Osmanlı Devleti'nin Uzun Süre Devletin İçine Sızan Paralel Yapısı: Kadızadeliler

Osmanlı döneminde de hitabeti güçlü birinin eğitimsiz kitleleri peşinden sürüklediği görülebiliyordu. İşte bunların en ünlülerinden biri, kadızadelileri anlatan bir yazı.
Osmanlı Devleti'nin Uzun Süre Devletin İçine Sızan Paralel Yapısı: Kadızadeliler

kadızadeliler... istanbul ahâlîsinin ikiye bölündüğü, camileri bile " burası sizin camidir, burası bizim camidir! " diye pay ettikleri, kadızade mehmed efendi'yi dinlemek için günler öncesinden ayasofya'ya gelip orada yatıp kalktıkları bir dönem düşünün. bu dönem, o dönemdir.

ey hazirûn! 17. yy.'da payitaht'ta o güne dek osmanlı imparatorluğu'nda görülmemiş bir selefî topluluk peydah olmuştu: kadızadeliler!

mutasavvıfları ve özellikle devrin büyük âlimlerinden abdülmecid sivasî efendi ve müridlerini hedef alan bu hareketin lideri kadızade mehmed efendi idi.

yazının devamını okumadan önce selefîyye nedir bir okumak isterseniz


kadızade mehmed, 1620'li yıllarda istanbul'a gelmişse de fikirleri önceki asırda yaşamış olan ve hocalığını da yapan imam birgivî'den gelmekteydi. birgivî, 16. yy. osmanlı ulemâsının önde gelen isimlerindendir. asıl adı takiyyüddin mehmed'dir. aslen balıkesirlidir ancak birgi'de 10 sene boyunca medrese hocalığı yaptığı için bu isimle meşhur olmuştur.
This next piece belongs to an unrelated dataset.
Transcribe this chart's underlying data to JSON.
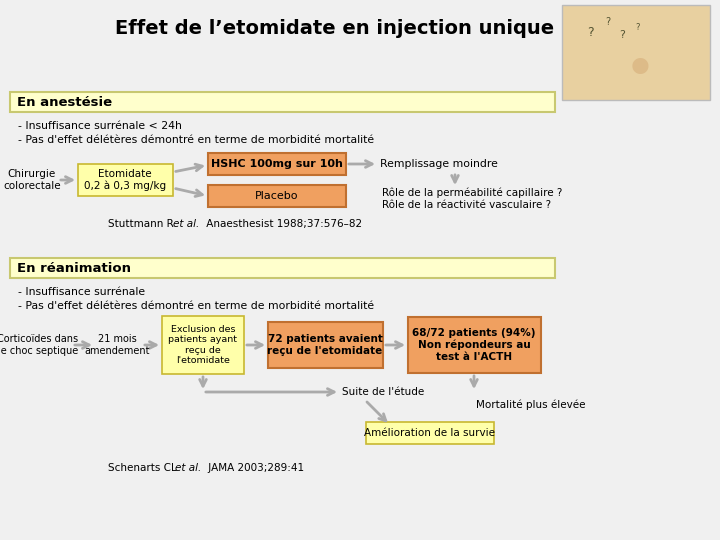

birgivî, henüz istanbul'da adı duyulmamışken görev yaptığı çeşitli medreselerde o güne dek halkın pek de işitmediği şeyler söylüyordu:

türbeler kapatılmalı.
para ile kuran okutulmamalı.
savaş zamanı dışında çalgı dinlenmemeli.
camiler tek minareli olmalı gibi.

rahmetli yılmaz öztuna, "osmanlı imparatorluğu ne şeriatla yönetilen bir devlettir ne de laik bir devlettir!" derken çok haklı idi ve eklemekteydi: "şeriat ile yönetilen son devlet hz. ali'nin devleti idi!" ne kadar doğru bir tespit!

osmanlı imparatorluğu da öncülü, çağdaşı ve ardılı olan nice islam devleti'nin yaptığı gibi çeşitli hile-i şeriyyeye başvurmaktan kaçınmamıştı. hindistan'da hüküm süren türk - islâm devletlerinde ulemânın hinduları da ehl-i kitaptan saymaları gibi! bunlardan birisi de para vakıfları ve faiz konusuydu. birgivî ve dönemin şeyhülislamı ebussuud efendi arasında çok büyük tartışmalar yaşanmıştır bu sebeple.
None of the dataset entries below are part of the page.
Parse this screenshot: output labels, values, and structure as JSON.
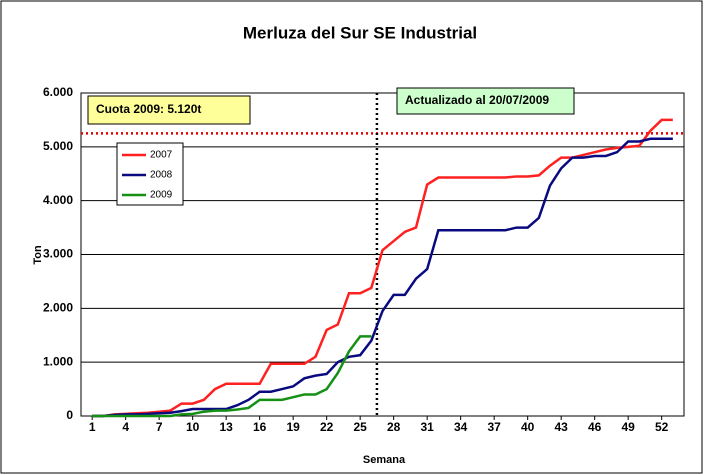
{
  "chart_data": {
    "type": "line",
    "title": "Merluza del Sur SE Industrial",
    "xlabel": "Semana",
    "ylabel": "Ton",
    "x": [
      1,
      2,
      3,
      4,
      5,
      6,
      7,
      8,
      9,
      10,
      11,
      12,
      13,
      14,
      15,
      16,
      17,
      18,
      19,
      20,
      21,
      22,
      23,
      24,
      25,
      26,
      27,
      28,
      29,
      30,
      31,
      32,
      33,
      34,
      35,
      36,
      37,
      38,
      39,
      40,
      41,
      42,
      43,
      44,
      45,
      46,
      47,
      48,
      49,
      50,
      51,
      52,
      53
    ],
    "xlim": [
      0,
      54
    ],
    "xticks": [
      1,
      4,
      7,
      10,
      13,
      16,
      19,
      22,
      25,
      28,
      31,
      34,
      37,
      40,
      43,
      46,
      49,
      52
    ],
    "ylim": [
      0,
      6000
    ],
    "yticks": [
      0,
      {
        "value": 1000,
        "label": "1.000"
      },
      {
        "value": 2000,
        "label": "2.000"
      },
      {
        "value": 3000,
        "label": "3.000"
      },
      {
        "value": 4000,
        "label": "4.000"
      },
      {
        "value": 5000,
        "label": "5.000"
      },
      {
        "value": 6000,
        "label": "6.000"
      }
    ],
    "grid": true,
    "series": [
      {
        "name": "2007",
        "color": "#ff2020",
        "values": [
          0,
          0,
          30,
          40,
          50,
          60,
          80,
          100,
          230,
          230,
          300,
          500,
          600,
          600,
          600,
          600,
          970,
          970,
          970,
          970,
          1100,
          1600,
          1700,
          2280,
          2280,
          2380,
          3080,
          3250,
          3420,
          3500,
          4300,
          4430,
          4430,
          4430,
          4430,
          4430,
          4430,
          4430,
          4450,
          4450,
          4470,
          4650,
          4800,
          4800,
          4850,
          4900,
          4950,
          4980,
          5000,
          5020,
          5300,
          5500,
          5500
        ]
      },
      {
        "name": "2008",
        "color": "#0a0a80",
        "values": [
          0,
          0,
          20,
          30,
          30,
          40,
          50,
          60,
          90,
          130,
          130,
          130,
          130,
          200,
          300,
          450,
          450,
          500,
          550,
          700,
          750,
          780,
          1000,
          1100,
          1130,
          1400,
          1950,
          2250,
          2250,
          2550,
          2730,
          3450,
          3450,
          3450,
          3450,
          3450,
          3450,
          3450,
          3500,
          3500,
          3680,
          4280,
          4600,
          4800,
          4800,
          4830,
          4830,
          4900,
          5100,
          5100,
          5150,
          5150,
          5150
        ]
      },
      {
        "name": "2009",
        "color": "#159015",
        "values": [
          0,
          0,
          0,
          0,
          0,
          0,
          0,
          0,
          30,
          40,
          80,
          100,
          100,
          120,
          150,
          300,
          300,
          300,
          350,
          400,
          400,
          500,
          800,
          1200,
          1480,
          1480,
          null,
          null,
          null,
          null,
          null,
          null,
          null,
          null,
          null,
          null,
          null,
          null,
          null,
          null,
          null,
          null,
          null,
          null,
          null,
          null,
          null,
          null,
          null,
          null,
          null,
          null,
          null
        ]
      }
    ],
    "reference_lines": [
      {
        "axis": "y",
        "value": 5250,
        "color": "#e00000"
      },
      {
        "axis": "x",
        "value": 26.5,
        "color": "#000000"
      }
    ],
    "annotations": [
      {
        "text": "Cuota 2009: 5.120t",
        "background": "#ffff99"
      },
      {
        "text": "Actualizado al 20/07/2009",
        "background": "#ccffcc"
      }
    ]
  }
}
imam birgivî, bu görüşlerini 1328'de ölen ibn teymiye'ye dayandırıyordu.

anadolu insanı ise gerek şamanizmden gelen alışkanlıkları gerekse anadolu'nun moğol istilası sonrası oluşan günümüzde dahi etkisini devam ettiren tasavvufî kimliği sebebiyle birgivî'ye pek destek çıkmadı. hâl böyle olunca birgivî, istanbul'a geldi. 1573 senesinde de öldü.
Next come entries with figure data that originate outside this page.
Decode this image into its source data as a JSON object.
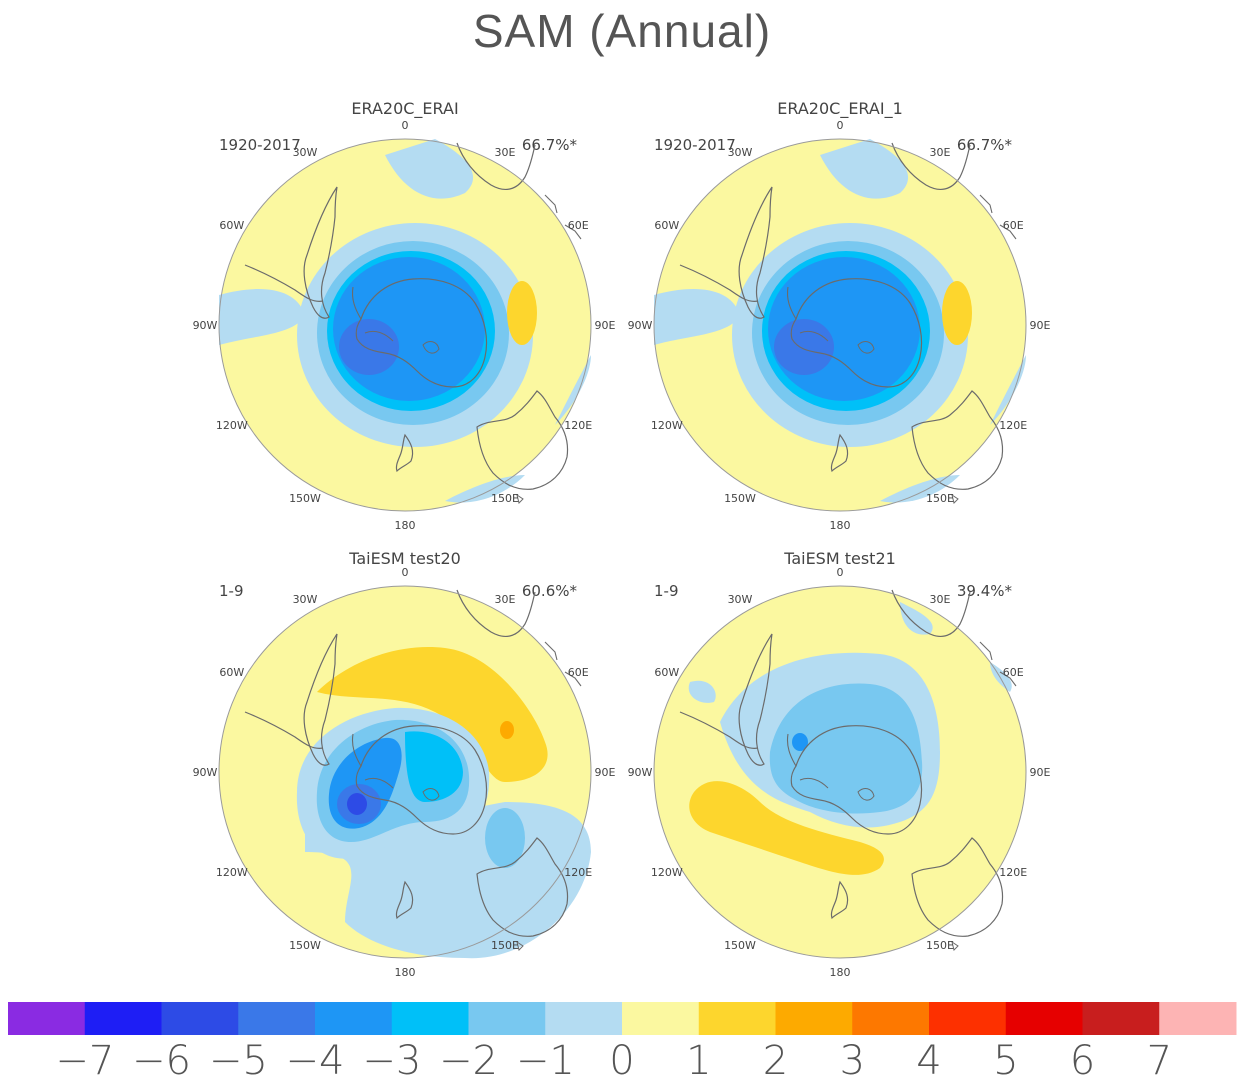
{
  "title": "SAM (Annual)",
  "panels": [
    {
      "name": "ERA20C_ERAI",
      "period": "1920-2017",
      "variance": "66.7%*"
    },
    {
      "name": "ERA20C_ERAI_1",
      "period": "1920-2017",
      "variance": "66.7%*"
    },
    {
      "name": "TaiESM test20",
      "period": "1-9",
      "variance": "60.6%*"
    },
    {
      "name": "TaiESM test21",
      "period": "1-9",
      "variance": "39.4%*"
    }
  ],
  "longitude_labels": [
    "0",
    "30E",
    "60E",
    "90E",
    "120E",
    "150E",
    "180",
    "150W",
    "120W",
    "90W",
    "60W",
    "30W"
  ],
  "colorbar": {
    "colors": [
      "#8a2be2",
      "#1e1ef5",
      "#2d4be6",
      "#3a78e8",
      "#1e96f5",
      "#00c0f8",
      "#78c8f0",
      "#b4dcf2",
      "#fbf8a0",
      "#fdd62d",
      "#fdaa00",
      "#fd7800",
      "#fd3000",
      "#e60000",
      "#c81e1e",
      "#fdb4b4"
    ],
    "tick_labels": [
      "−7",
      "−6",
      "−5",
      "−4",
      "−3",
      "−2",
      "−1",
      "0",
      "1",
      "2",
      "3",
      "4",
      "5",
      "6",
      "7"
    ]
  },
  "chart_data": {
    "type": "polar stereographic contour map",
    "hemisphere": "south",
    "variable": "SAM (Annual)",
    "contour_levels": [
      -7,
      -6,
      -5,
      -4,
      -3,
      -2,
      -1,
      0,
      1,
      2,
      3,
      4,
      5,
      6,
      7
    ],
    "panels": [
      {
        "name": "ERA20C_ERAI",
        "period": "1920-2017",
        "explained_variance_percent": 66.7,
        "significant": true
      },
      {
        "name": "ERA20C_ERAI_1",
        "period": "1920-2017",
        "explained_variance_percent": 66.7,
        "significant": true
      },
      {
        "name": "TaiESM test20",
        "period": "1-9",
        "explained_variance_percent": 60.6,
        "significant": true
      },
      {
        "name": "TaiESM test21",
        "period": "1-9",
        "explained_variance_percent": 39.4,
        "significant": true
      }
    ]
  }
}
bir asır sonra ise istanbul'da başka bir vaizin ismi dilden dile dolanmaya başladı: kadızade mehmed efendi

kadızadeliler adını alan bu topluluğun fikirlerini dayandırdıkları en önemli eser imam birgivî'nin vasiyetnâmesi idi. kadızade mehmed efendi küfür ve dinsizlik alametleri olarak vaazlarında şunları söylüyordu:

camilere birden fazla minare yaptırmak.
kaşıkla yemek yemek.
tekkelere gitmek.
kuran-ı kerim'in, ezanın ve tekbirlerin makam ile okunması.
mevlevîlerin semayı ibadet kabul etmesi. (tahta tepenler, düdük çalanlar diyerek aşağılamıştır.)
mevlid okunması.
türbelere adakta bulunmak.
hz. muhammed'in babası abdullah'a hürmet gösterilmesi.
tütün, alkol ve kahve içilmesi vb.

kadızadeliler, müslümanların tıpkı asr-ı saadet'teki gibi yaşamaları gerektiğini, bunların dışındaki her şeyin bid'at olduğunu ileri sürmekteydiler.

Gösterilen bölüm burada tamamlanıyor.